Biological Fitness: Definition & Concept
In everyday life, the term ‘fitness’ is used in relation to exercise, diet, and overall well-being. In biology, it refers less to how healthy an individual is, and more to the number of babies he or she makes. Find out more in this lesson.
Definition of Biological Fitness
In nature, fitness does not refer to how many miles someone can run or much he or she can lift, but rather how many babies he or she can produce in a lifetime. Biological fitness, also called Darwinian fitness, means the ability to survive to reproductive age, find a mate, and produce offspring.
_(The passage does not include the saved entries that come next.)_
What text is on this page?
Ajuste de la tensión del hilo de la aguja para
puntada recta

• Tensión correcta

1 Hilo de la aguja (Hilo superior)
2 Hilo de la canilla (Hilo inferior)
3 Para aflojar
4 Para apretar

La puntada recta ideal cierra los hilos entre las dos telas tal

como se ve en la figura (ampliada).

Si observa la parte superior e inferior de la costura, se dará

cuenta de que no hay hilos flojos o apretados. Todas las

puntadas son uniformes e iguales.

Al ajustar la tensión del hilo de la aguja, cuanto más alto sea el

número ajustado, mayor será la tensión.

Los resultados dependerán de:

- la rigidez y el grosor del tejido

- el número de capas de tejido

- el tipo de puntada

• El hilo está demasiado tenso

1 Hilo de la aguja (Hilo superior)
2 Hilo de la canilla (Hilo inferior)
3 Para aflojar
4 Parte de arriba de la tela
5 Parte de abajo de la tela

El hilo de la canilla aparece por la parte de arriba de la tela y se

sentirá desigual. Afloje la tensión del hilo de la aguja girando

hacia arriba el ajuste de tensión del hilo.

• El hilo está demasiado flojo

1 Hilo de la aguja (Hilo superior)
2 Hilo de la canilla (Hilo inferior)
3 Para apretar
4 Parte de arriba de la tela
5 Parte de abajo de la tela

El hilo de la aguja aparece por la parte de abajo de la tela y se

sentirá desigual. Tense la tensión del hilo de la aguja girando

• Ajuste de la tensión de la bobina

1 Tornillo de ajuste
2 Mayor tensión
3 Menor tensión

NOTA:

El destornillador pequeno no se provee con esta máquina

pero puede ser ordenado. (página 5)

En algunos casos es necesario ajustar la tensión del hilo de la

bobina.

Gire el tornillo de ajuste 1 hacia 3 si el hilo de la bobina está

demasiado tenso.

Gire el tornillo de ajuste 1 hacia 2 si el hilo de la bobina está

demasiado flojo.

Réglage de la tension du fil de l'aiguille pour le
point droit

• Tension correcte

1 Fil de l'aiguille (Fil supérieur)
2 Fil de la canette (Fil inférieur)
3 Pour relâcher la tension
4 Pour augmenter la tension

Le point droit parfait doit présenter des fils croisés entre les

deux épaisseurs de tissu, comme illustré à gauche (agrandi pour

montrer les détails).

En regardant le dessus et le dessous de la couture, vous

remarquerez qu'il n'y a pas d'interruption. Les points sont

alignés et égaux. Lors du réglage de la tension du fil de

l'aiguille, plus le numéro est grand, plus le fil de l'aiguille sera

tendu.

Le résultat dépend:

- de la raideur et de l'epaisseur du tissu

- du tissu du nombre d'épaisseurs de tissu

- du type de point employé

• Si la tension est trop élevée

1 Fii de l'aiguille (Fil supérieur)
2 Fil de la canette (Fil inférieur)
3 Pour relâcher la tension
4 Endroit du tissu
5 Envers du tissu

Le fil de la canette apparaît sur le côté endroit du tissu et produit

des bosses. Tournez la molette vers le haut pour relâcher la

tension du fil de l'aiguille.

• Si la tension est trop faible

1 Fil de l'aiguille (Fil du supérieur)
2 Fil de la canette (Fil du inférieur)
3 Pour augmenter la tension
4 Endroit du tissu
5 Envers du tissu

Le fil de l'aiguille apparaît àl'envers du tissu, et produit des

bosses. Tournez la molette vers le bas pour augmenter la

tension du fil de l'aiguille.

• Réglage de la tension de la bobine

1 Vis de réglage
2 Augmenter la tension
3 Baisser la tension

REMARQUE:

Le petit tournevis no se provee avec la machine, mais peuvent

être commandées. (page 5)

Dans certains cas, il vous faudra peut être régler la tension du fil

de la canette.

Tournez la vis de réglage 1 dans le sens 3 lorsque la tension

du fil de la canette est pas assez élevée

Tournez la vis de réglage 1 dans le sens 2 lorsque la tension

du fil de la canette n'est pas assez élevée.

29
Basically, the more offspring an organism produces during its lifetime, the greater its biological fitness. Given that differences in survival and number of offspring produced depend mainly on an individual’s DNA, biological fitness is usually discussed in terms of most and least successful genes, or characteristics.
Measures of Biological Fitness
Biological fitness is a relative measure. One individual is said to be more fit than another if it produces more offspring throughout its life. The fitness of a whole population can also be determined by averaging the fitness of its members. Absolute fitness is the ratio between the number of individuals with a genotype before selection versus after selection.
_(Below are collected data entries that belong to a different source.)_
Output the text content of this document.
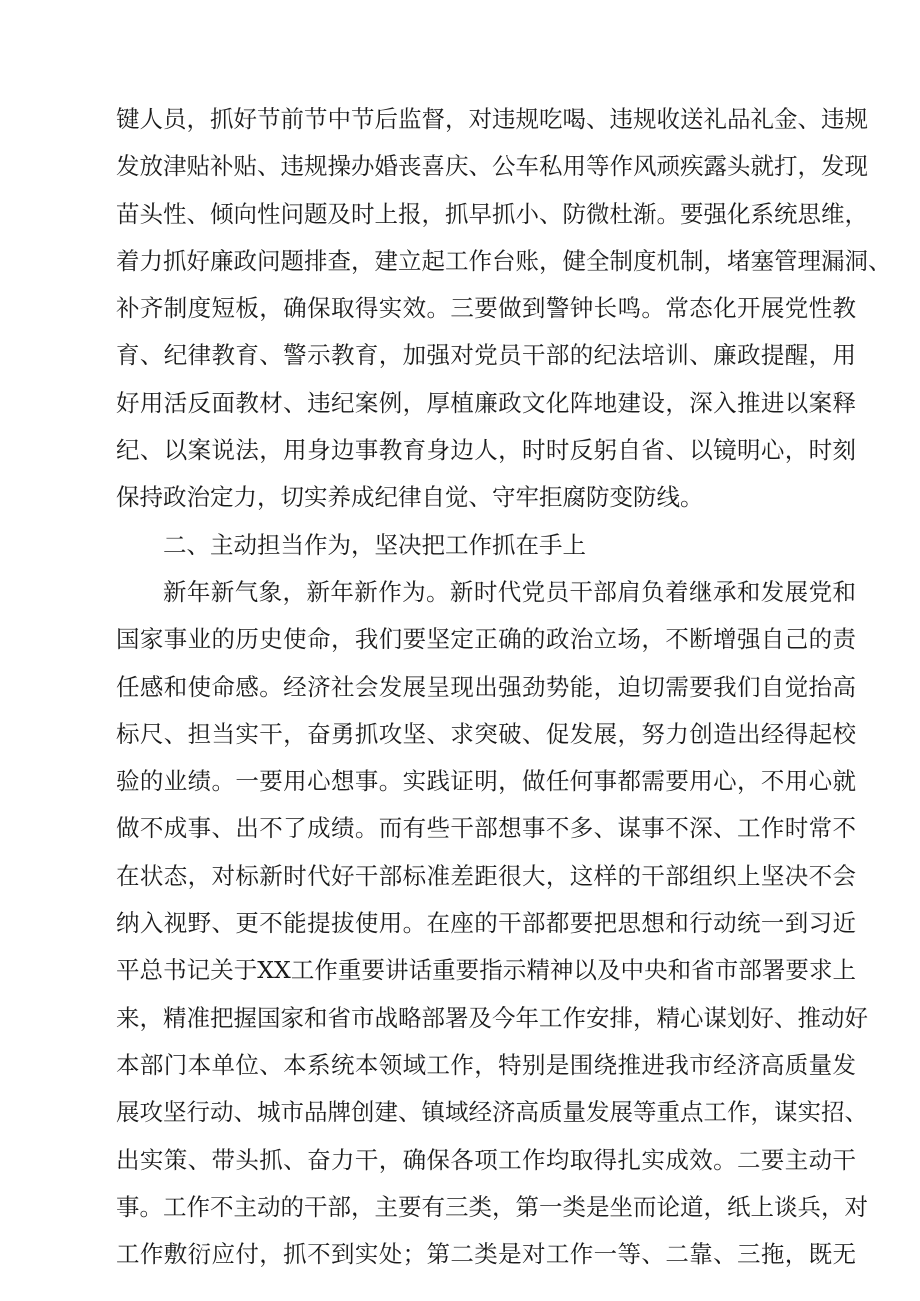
键人员，抓好节前节中节后监督，对违规吃喝、违规收送礼品礼金、违规
发放津贴补贴、违规操办婚丧喜庆、公车私用等作风顽疾露头就打，发现
苗头性、倾向性问题及时上报，抓早抓小、防微杜渐。要强化系统思维，
着力抓好廉政问题排查，建立起工作台账，健全制度机制，堵塞管理漏洞、
补齐制度短板，确保取得实效。三要做到警钟长鸣。常态化开展党性教
育、纪律教育、警示教育，加强对党员干部的纪法培训、廉政提醒，用
好用活反面教材、违纪案例，厚植廉政文化阵地建设，深入推进以案释
纪、以案说法，用身边事教育身边人，时时反躬自省、以镜明心，时刻
保持政治定力，切实养成纪律自觉、守牢拒腐防变防线。
二、主动担当作为，坚决把工作抓在手上
新年新气象，新年新作为。新时代党员干部肩负着继承和发展党和
国家事业的历史使命，我们要坚定正确的政治立场，不断增强自己的责
任感和使命感。经济社会发展呈现出强劲势能，迫切需要我们自觉抬高
标尺、担当实干，奋勇抓攻坚、求突破、促发展，努力创造出经得起校
验的业绩。一要用心想事。实践证明，做任何事都需要用心，不用心就
做不成事、出不了成绩。而有些干部想事不多、谋事不深、工作时常不
在状态，对标新时代好干部标准差距很大，这样的干部组织上坚决不会
纳入视野、更不能提拔使用。在座的干部都要把思想和行动统一到习近
平总书记关于XX工作重要讲话重要指示精神以及中央和省市部署要求上
来，精准把握国家和省市战略部署及今年工作安排，精心谋划好、推动好
本部门本单位、本系统本领域工作，特别是围绕推进我市经济高质量发
展攻坚行动、城市品牌创建、镇域经济高质量发展等重点工作，谋实招、
出实策、带头抓、奋力干，确保各项工作均取得扎实成效。二要主动干
事。工作不主动的干部，主要有三类，第一类是坐而论道，纸上谈兵，对
工作敷衍应付，抓不到实处；第二类是对工作一等、二靠、三拖，既无
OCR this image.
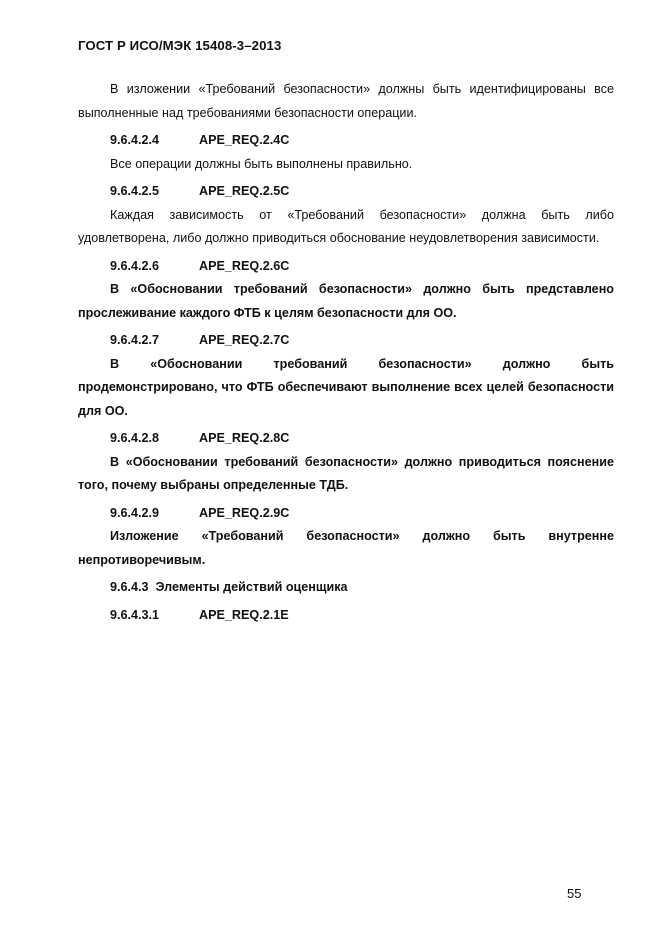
ГОСТ Р ИСО/МЭК 15408-3–2013

В изложении «Требований безопасности» должны быть идентифицированы все выполненные над требованиями безопасности операции.

9.6.4.2.4	APE_REQ.2.4C

Все операции должны быть выполнены правильно.

9.6.4.2.5	APE_REQ.2.5C

Каждая зависимость от «Требований безопасности» должна быть либо удовлетворена, либо должно приводиться обоснование неудовлетворения зависимости.

9.6.4.2.6	APE_REQ.2.6C

В «Обосновании требований безопасности» должно быть представлено прослеживание каждого ФТБ к целям безопасности для ОО.

9.6.4.2.7	APE_REQ.2.7C

В «Обосновании требований безопасности» должно быть продемонстрировано, что ФТБ обеспечивают выполнение всех целей безопасности для ОО.

9.6.4.2.8	APE_REQ.2.8C

В «Обосновании требований безопасности» должно приводиться пояснение того, почему выбраны определенные ТДБ.

9.6.4.2.9	APE_REQ.2.9C

Изложение «Требований безопасности» должно быть внутренне непротиворечивым.

9.6.4.3 Элементы действий оценщика
9.6.4.3.1	APE_REQ.2.1E
55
Fitness is usually discussed in terms of genotypes, or collection of genes. Genotype fitness is the average fitness of all individuals in a population that have a specific genotype. The genotype with the highest absolute fitness has a relative fitness of one. For other, less fit genotypes, the relative fitness of genotype x equals the absolute fitness of genotype x divided by the absolute fitness of the most successful genotype.
Examples of Biological Fitness
Large elephant seal males have greater biological fitness than smaller ones. Not only are they more likely to survive to reproductive age because their size helps them get food, claim territory, and evade predators, they also produce the most offspring because they dominate over other males in fights for the females.
Albino Bullfrog
On the other hand, a phenotype, or observable genetic trait which has low biological fitness in the wild, is albinism. In nature, albino individuals, like the bullfrog in the picture, are highly likely to get eaten by predators before they reach reproductive age because they can’t camouflage. Therefore, they don’t often live long enough to produce offspring.